El vuelo llegó a Nueva York con retraso y tuvo que echar una carrera para llegar a tiempo de coger el vuelo de conexión a Milán. Al acercarse a la puerta de embarque buscó algún rostro familiar, aunque infructuosamente. Para ser más exactos, allí no había nadie. Decker se asomó al ventanal. El avión seguía allí, pero en ese instante pudo escuchar como empezaban a rugir los motores. Recorrió con enorme estruendo la alfombra roja que cubría el suelo inclinado de la pasarela y allí casi se choca con una de las azafatas de tierra.
– ¡Tengo que coger ese avión! -le dijo a la mujer con el gesto de súplica más dulce que pudo conseguir.
– ¿Lleva el pasaporte? -preguntó la azafata.
– Sí, aquí mismo -contestó Decker al tiempo que le entregaba el pasaporte y el billete.
– ¿Y el equipaje?
– Es éste -contestó alzando ligeramente una bolsa de mano más grande y llena de lo aceptable.
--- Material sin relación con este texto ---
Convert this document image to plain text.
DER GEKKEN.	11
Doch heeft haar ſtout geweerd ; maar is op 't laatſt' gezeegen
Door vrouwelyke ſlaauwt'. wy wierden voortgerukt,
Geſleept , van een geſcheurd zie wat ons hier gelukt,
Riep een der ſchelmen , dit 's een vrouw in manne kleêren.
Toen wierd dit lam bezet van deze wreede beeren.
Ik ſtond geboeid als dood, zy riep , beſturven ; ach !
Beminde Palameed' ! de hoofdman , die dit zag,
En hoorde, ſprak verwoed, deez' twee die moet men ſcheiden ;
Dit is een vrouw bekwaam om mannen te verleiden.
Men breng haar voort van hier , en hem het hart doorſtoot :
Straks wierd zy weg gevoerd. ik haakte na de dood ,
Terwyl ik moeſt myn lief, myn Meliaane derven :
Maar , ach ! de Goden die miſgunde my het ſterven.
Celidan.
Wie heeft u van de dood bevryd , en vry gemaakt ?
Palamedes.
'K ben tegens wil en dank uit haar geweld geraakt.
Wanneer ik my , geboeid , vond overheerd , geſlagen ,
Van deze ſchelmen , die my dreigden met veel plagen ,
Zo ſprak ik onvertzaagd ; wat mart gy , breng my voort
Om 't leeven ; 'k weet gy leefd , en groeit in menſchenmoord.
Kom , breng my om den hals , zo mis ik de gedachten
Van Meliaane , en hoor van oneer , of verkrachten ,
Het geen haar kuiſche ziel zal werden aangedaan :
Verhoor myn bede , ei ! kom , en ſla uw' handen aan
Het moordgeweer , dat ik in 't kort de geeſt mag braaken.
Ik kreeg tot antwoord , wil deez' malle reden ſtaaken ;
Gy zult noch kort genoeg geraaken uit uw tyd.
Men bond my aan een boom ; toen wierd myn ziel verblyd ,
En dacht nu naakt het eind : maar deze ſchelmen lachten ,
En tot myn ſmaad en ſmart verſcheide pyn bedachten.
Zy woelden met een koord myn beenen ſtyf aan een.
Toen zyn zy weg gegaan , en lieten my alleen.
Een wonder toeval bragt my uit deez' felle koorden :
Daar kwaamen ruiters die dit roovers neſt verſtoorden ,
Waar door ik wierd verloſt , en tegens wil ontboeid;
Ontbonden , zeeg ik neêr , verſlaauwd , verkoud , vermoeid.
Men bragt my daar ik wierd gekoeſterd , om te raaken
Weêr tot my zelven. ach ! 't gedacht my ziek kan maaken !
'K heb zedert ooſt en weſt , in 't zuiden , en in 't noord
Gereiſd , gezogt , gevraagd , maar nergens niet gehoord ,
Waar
El avión aún no se había movido y una vez avisado el piloto, sólo hubo que volver a encajar la pasarela. Con un «gracias» escueto pero sentido, Decker subió al avión y se dirigió a su asiento. Ahora pudo ver ante sí un mar de caras familiares y amigas. A su derecha iba John Jackson, jefe de la expedición. Unos asientos más atrás viajaba Eric Jumper. Ambos habían estudiado en la academia del ejército del aire de Colorado Springs. Jackson era doctor en Física y había profundizado en el campo de los rayos láser y los haces de partículas. Jumper también doctorado, era ingeniero y se había especializado en termodinámica, aerodinámica y permutación térmica. De hecho, prácticamente todos los que formaban aquel mar de rostros estaban doctorados en alguna materia. En total había más de cuarenta personas, entre científicos, técnicos y personal de apoyo. Aunque sólo conocía a la mayoría de vista, muchos interrumpieron la conversación lo justo para ofrecerle una sonrisa de bienvenida o para expresarle su alegría por que no hubiese perdido el avión.